10. S'il ressort de la décision attaquée que M. A B a été signalé le 17 juin 2023 pour des faits de viol en état d'ivresse, ces charges ont été abandonnées par le procureur de la république qui a classé cette affaire sans suite et l'intéressé n'a pas été convoqué à une audience ultérieure. Dès lors les seuls faits de vol simple ne sont plus suffisants pour justifier une mesure d'interdiction de retour sur le territoire français d'une durée de trente-six mois, laquelle est disproportionnée. Dès lors, cette décision doit être annulée.

Sur les conclusions aux fins d'injonction :

11. Le présent jugement qui n'annule que la décision prononçant une interdiction de retour sur le territoire français n'implique aucune mesure d'injonction. Les conclusions présentées sur ce point doivent dès lors être rejetées.
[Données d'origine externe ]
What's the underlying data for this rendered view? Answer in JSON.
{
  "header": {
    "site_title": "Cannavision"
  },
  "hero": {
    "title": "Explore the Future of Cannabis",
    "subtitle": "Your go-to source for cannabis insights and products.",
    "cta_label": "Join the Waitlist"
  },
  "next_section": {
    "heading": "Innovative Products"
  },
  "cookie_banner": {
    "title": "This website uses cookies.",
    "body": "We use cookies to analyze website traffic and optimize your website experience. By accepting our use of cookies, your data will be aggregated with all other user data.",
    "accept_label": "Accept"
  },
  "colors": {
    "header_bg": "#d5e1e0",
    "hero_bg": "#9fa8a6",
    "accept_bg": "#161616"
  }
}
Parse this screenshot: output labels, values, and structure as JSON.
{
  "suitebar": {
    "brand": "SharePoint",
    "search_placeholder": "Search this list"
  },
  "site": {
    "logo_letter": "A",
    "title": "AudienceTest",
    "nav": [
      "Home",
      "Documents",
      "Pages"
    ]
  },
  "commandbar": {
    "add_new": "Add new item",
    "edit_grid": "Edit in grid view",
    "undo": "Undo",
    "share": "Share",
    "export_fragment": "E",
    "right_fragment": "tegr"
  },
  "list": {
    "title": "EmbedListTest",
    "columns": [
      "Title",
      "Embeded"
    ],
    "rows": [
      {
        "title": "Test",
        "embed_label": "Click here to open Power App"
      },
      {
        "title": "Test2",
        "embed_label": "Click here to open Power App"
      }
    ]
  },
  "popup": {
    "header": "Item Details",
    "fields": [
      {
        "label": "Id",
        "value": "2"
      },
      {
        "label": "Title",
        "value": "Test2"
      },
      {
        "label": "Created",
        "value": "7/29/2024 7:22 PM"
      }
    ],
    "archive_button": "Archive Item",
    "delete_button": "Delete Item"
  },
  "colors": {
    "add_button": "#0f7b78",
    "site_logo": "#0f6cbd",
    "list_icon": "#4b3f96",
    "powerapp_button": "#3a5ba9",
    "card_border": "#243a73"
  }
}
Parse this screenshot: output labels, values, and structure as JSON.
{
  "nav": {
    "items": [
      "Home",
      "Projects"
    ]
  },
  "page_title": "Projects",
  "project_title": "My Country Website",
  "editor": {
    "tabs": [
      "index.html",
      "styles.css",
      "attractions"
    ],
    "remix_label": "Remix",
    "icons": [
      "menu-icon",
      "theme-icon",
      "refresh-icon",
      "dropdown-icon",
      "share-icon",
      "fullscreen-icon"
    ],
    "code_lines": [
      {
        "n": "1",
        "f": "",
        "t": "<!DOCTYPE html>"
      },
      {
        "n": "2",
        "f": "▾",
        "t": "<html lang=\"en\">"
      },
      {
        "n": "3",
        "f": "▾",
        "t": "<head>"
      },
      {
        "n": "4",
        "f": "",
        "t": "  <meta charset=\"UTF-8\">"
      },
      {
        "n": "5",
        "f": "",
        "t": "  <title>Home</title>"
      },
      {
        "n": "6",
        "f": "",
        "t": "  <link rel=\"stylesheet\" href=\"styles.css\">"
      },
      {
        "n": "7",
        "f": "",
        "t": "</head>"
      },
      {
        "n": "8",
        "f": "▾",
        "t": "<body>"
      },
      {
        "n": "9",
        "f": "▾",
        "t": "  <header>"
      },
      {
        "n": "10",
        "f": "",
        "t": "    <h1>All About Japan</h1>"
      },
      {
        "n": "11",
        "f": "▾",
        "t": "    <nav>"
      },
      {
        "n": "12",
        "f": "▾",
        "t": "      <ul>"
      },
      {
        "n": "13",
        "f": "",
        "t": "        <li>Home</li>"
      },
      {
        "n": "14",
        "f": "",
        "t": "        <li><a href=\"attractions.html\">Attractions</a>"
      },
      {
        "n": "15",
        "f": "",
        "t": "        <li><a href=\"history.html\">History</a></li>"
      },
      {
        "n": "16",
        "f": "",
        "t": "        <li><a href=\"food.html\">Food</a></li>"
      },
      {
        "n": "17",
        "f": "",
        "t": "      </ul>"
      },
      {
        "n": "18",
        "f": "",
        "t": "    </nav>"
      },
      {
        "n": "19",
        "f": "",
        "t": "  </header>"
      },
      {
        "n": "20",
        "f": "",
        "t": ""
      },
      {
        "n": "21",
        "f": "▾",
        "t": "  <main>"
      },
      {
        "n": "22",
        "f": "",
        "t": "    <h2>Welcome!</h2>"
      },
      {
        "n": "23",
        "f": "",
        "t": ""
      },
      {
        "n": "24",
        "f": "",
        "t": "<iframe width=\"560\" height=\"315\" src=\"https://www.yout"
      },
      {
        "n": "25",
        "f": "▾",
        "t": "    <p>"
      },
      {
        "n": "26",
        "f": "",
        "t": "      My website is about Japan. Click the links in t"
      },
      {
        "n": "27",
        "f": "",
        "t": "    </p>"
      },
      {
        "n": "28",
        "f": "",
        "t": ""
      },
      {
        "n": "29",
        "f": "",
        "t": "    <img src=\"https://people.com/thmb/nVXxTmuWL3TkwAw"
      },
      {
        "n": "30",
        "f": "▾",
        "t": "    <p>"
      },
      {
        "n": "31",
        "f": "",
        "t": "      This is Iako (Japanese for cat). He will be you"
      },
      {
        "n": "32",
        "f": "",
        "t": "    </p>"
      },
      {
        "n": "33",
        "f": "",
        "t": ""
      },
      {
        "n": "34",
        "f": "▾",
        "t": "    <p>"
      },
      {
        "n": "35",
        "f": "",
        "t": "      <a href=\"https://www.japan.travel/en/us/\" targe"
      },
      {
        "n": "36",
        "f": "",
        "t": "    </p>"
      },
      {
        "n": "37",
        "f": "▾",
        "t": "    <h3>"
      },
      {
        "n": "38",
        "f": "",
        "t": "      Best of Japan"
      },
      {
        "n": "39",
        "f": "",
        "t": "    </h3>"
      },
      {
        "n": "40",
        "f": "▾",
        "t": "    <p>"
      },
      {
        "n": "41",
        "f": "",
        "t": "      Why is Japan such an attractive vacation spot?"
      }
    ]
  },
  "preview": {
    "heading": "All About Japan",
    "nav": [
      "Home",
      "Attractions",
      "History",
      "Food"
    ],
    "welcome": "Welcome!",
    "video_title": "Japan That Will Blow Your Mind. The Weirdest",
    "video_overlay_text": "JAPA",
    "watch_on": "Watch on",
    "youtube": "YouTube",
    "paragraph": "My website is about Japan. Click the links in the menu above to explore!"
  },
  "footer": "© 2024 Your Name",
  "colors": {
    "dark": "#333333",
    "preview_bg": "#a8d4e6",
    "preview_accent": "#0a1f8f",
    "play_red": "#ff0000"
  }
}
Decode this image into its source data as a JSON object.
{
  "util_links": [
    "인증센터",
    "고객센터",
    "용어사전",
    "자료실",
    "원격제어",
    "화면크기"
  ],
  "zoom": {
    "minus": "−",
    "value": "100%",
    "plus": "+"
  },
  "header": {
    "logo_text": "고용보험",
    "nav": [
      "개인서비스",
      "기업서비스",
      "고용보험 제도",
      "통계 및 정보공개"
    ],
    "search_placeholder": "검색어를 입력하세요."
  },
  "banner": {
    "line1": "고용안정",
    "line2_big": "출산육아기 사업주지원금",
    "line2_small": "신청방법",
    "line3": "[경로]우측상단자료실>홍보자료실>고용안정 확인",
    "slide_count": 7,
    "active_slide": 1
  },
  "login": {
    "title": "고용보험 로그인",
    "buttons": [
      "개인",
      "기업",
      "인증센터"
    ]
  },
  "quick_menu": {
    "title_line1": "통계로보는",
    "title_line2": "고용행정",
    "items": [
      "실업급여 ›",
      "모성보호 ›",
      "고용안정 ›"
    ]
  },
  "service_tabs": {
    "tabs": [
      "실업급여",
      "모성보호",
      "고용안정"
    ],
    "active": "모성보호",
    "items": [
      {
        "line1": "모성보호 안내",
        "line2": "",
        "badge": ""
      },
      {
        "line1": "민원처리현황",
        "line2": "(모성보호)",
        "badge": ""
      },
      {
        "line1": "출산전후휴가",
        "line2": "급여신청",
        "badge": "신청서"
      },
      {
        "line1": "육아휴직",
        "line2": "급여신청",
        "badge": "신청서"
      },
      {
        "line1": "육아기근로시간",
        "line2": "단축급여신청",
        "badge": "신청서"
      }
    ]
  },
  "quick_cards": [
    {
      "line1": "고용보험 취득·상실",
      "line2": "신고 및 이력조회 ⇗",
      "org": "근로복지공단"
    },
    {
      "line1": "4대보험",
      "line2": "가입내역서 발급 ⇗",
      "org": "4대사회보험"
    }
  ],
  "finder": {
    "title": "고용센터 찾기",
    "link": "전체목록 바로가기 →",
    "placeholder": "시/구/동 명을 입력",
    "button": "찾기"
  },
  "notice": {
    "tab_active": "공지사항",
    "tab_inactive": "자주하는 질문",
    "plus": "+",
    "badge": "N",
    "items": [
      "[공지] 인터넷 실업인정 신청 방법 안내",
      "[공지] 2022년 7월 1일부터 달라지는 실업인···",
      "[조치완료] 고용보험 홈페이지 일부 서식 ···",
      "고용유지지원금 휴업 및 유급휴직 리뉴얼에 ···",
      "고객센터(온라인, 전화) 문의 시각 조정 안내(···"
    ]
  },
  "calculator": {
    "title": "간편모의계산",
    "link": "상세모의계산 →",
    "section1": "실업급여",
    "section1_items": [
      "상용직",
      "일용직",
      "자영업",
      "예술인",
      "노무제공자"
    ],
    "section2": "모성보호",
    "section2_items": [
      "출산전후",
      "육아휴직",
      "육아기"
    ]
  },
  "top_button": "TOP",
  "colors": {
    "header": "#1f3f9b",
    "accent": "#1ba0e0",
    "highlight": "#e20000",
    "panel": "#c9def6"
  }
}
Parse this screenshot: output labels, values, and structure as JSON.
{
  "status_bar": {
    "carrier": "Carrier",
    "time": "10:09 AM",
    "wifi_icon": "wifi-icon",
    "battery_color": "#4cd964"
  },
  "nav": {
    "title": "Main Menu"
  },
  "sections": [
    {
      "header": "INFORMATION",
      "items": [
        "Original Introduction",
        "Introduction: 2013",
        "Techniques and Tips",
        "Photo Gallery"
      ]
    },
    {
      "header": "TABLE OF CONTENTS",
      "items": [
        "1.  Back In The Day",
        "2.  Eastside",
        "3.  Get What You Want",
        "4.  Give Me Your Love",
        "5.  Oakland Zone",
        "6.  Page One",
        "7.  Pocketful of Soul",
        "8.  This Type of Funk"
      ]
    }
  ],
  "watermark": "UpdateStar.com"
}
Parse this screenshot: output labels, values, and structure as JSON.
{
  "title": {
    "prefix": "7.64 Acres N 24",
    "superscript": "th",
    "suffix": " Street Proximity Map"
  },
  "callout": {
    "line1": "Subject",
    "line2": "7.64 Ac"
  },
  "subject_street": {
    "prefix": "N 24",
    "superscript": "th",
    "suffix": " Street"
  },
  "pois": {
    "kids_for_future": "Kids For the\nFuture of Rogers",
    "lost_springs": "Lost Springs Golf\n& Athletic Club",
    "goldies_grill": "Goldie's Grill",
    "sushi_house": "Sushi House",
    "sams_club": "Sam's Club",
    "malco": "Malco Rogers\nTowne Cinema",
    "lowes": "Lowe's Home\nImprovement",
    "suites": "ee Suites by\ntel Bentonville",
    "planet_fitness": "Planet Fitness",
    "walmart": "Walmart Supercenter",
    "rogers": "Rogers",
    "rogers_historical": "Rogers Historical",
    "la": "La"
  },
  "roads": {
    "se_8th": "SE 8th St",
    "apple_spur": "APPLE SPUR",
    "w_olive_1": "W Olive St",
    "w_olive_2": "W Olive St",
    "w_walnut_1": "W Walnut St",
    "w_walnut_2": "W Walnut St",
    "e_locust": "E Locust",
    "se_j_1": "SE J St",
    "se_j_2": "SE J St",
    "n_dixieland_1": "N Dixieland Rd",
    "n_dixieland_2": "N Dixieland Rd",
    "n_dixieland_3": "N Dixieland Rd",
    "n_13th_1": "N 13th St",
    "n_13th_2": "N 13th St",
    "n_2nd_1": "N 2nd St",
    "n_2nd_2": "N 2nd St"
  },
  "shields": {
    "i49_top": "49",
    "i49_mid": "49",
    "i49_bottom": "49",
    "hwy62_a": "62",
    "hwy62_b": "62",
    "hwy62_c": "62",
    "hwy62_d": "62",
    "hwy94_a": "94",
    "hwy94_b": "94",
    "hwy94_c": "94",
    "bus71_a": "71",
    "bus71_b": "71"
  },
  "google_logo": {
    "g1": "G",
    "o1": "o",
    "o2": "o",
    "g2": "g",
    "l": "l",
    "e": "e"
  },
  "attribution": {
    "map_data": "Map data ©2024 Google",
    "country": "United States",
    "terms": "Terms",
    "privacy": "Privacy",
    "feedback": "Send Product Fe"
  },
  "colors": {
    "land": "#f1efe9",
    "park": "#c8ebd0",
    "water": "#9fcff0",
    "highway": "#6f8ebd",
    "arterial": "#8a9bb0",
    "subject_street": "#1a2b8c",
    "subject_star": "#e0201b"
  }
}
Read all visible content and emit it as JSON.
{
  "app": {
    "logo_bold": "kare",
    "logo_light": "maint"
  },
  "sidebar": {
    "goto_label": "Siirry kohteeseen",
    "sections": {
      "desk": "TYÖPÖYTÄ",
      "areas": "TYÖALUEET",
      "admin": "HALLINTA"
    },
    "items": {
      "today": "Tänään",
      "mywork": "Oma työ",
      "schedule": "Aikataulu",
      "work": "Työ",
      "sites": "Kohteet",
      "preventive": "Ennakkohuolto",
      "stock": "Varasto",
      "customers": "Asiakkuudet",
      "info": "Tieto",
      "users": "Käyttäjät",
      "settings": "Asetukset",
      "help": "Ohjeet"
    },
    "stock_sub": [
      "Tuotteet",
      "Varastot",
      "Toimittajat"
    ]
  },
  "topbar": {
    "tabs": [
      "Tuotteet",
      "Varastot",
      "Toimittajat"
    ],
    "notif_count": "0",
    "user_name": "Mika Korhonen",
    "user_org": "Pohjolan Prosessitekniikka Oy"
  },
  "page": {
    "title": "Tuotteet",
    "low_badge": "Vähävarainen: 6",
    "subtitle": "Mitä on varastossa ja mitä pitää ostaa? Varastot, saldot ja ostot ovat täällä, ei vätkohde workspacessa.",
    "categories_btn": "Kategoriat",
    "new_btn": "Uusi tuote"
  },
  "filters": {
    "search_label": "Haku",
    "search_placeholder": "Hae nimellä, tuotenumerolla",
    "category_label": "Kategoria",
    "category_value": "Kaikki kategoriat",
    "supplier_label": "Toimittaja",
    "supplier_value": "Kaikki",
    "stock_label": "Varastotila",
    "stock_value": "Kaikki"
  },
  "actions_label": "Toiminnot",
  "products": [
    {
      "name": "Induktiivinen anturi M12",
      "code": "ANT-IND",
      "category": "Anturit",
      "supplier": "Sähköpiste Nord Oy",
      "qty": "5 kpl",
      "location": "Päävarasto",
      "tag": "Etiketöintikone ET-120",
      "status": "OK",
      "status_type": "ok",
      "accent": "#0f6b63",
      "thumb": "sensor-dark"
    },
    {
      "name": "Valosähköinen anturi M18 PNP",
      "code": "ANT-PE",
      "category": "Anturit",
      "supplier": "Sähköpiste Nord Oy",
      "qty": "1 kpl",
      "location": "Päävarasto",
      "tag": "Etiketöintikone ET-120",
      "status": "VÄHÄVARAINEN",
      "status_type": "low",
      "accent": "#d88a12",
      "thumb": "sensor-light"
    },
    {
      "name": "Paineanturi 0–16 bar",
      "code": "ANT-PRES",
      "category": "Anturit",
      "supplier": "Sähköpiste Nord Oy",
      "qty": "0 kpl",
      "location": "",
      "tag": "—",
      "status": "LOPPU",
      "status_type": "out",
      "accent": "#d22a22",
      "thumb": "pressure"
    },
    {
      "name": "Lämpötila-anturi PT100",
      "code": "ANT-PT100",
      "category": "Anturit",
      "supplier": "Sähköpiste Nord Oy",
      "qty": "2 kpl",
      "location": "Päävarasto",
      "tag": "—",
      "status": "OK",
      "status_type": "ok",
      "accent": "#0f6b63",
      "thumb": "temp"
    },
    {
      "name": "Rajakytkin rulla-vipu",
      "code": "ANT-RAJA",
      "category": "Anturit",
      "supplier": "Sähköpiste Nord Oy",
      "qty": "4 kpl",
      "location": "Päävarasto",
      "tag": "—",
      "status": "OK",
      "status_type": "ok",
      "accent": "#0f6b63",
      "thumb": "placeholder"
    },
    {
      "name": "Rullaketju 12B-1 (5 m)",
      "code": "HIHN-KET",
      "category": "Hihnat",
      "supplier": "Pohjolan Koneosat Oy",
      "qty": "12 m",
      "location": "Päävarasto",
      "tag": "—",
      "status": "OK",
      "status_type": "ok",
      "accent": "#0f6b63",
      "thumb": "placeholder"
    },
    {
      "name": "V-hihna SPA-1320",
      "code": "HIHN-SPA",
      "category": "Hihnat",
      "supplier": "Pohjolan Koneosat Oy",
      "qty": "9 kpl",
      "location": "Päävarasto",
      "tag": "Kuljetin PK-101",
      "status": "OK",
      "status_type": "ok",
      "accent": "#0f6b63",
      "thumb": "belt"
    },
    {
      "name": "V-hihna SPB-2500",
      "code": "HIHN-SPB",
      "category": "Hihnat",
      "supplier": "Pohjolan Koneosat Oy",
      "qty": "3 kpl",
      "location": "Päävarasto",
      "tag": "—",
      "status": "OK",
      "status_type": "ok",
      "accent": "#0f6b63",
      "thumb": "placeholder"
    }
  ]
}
Sur les frais d'instance :

12. M. A B est assisté pour sa défense par une avocate commise d'office et n'expose aucun frais engagés pour sa défense. Dès lors les conclusions fondées sur l'article

L. 761-1 du code de justice administrative doivent être rejetées.

D E C I D E :

Article 1er : La décision du préfet de police du 18 juin 2023 prononçant une interdiction de retour sur le territoire français d'une durée de trente-six mois est annulée.

Article 2 : Le surplus des conclusions de la requête est rejeté.

Article 3 : Le présent jugement sera notifié à M. F A B et au préfet de police.

Lu en audience publique le 30 juin 2023.

Le magistrat désigné,

P. MARTIN-GENIERLa greffière,

N. DUPOUY

La République mande et ordonne au préfet de police en ce qui la concerne ou à tous commissaires de justice à ce requis en ce qui concerne les voies de droit commun contre les parties privées, de pourvoir à l'exécution de la présente décision.